This tutorial illustrates how to use some of the basic image filtering capabilities of SimpleITK.
We start by importing the SimpleITK python module
import SimpleITK as sitk
We download a specific image from the Figshare data sharing and hosting site
import urllib
import os.path
destination = '/tmp/TralitusSaltrator.jpg'
source = 'http://files.figshare.com/1546044/IMG_0974.jpg'
and we download the image file, only if it doesn't already exist in our local disk
if not os.path.isfile(destination):
urllib.urlretrieve(source,destination)
Then we read in an image
colorimage = sitk.ReadImage(destination)
Typical image fileformats such as PNG and JPG will be read as color images (three channels matching RGB components).
image = sitk.VectorMagnitude(colorimage)
We extract the pixel data in the form of a numpy array, that then we visualize using the Matplotlib python module
imshow(sitk.GetArrayFromImage(image));
By default, imshow would use a rainbow colormap. We can change that by selecting from http://wiki.scipy.org/Cookbook/Matplotlib/Show_colormaps
import matplotlib.pyplot as plt
import matplotlib.cm as cm
imshow(sitk.GetArrayFromImage(image),cmap=cm.gray);
Add cells here for experimenting with two other color maps from the SciPy wiki list above.
Note that you don't need to repeat the import of matplotlib modules.
Just call imshow() with different arguments in "cmap" color map.
Smooting is often used to reduce noise.
This is a relatively fast filter for smoothing an image along all directions.
Here we are showing off, how cool of equations we can add to the notebook
$$ SI(x') = \int^\infty_\infty{I(x'-x) e^{-x^2}}$$
We need to specify the Sigma value of the Gaussian function to use.
Experiment with the values of Sigma and see its effect on the image.
rgsmootherfilter = sitk.SmoothingRecursiveGaussianImageFilter()
rgsmootherfilter.SetSigma(2.5)
rgsmootherfilter.SetNormalizeAcrossScale(1)
rgsmoothedimage = rgsmootherfilter.Execute(image)
imshow(sitk.GetArrayFromImage(rgsmoothedimage),cmap=cm.gray);
The parameters of the filter can also be passed directly to the Execute() function as:
rgsmoothedimage = rgsmootherfilter.Execute(image,3.5,1)
imshow(sitk.GetArrayFromImage(rgsmoothedimage),cmap=cm.gray);
The Median filter is commonly used to provide robust smoothing of an image.
Its main parameter is the size of the neirborhood over which the median of pixels intensities is computed.
The neighborhood size is specified in terms of an integer number representing the radius of a Manhattan distance.
Therefore, a radius of 3 means that we will use a neighborhood of 7x7 pixels: 7 = 3 + 1 + 3
Experiment with the values of the Radius and see the effect on the smoothed image
medianfilter = sitk.MedianImageFilter()
medianfilter.SetRadius(3)
medianimage = medianfilter.Execute(image)
imshow(sitk.GetArrayFromImage(medianimage),cmap=cm.gray);
The parameters of the filter can also be passed directly to the Execute() function.
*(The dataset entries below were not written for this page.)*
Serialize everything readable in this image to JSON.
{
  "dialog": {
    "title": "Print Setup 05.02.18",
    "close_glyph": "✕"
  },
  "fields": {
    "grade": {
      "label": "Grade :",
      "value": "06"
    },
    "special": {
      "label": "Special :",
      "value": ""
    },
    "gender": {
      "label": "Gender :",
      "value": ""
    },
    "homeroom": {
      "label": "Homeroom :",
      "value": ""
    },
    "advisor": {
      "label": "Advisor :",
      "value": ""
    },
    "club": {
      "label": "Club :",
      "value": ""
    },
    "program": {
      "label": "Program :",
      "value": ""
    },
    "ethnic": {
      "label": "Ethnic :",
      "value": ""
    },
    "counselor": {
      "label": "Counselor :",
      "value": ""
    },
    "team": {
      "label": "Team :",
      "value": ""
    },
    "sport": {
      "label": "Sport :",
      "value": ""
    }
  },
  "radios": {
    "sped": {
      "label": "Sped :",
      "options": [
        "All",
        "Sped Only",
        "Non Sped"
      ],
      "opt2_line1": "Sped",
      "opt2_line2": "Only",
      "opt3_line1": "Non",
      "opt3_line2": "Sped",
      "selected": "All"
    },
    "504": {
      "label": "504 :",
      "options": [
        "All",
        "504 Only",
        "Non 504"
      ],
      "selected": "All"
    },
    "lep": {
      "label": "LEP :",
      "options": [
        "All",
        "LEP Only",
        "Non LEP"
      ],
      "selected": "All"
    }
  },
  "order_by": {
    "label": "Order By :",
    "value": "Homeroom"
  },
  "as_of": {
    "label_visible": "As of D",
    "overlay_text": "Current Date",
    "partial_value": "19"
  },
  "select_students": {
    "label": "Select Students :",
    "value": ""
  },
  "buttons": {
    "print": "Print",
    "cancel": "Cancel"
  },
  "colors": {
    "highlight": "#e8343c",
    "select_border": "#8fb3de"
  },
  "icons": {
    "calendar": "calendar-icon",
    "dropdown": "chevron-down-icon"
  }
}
Note that the Radius could be different in the X and Y directions, therefore we must pass an array with two values.
medianimage = medianfilter.Execute(image,[3,3])
imshow(sitk.GetArrayFromImage(medianimage),cmap=cm.gray);
The Curvature flow filter applies a level set paradigm to the smoothin of a scalar image.
Its main parameters are the TimeStep and NumberOfIterations to use for performing the approximation of a solution to a differential equation.
Experiment with the values of number of iterations and time step size.
curvatureflowfilter = sitk.CurvatureFlowImageFilter()
curvatureflowfilter.SetTimeStep(0.01)
curvatureflowfilter.SetNumberOfIterations(30)
curvatureflowimage = curvatureflowfilter.Execute(image)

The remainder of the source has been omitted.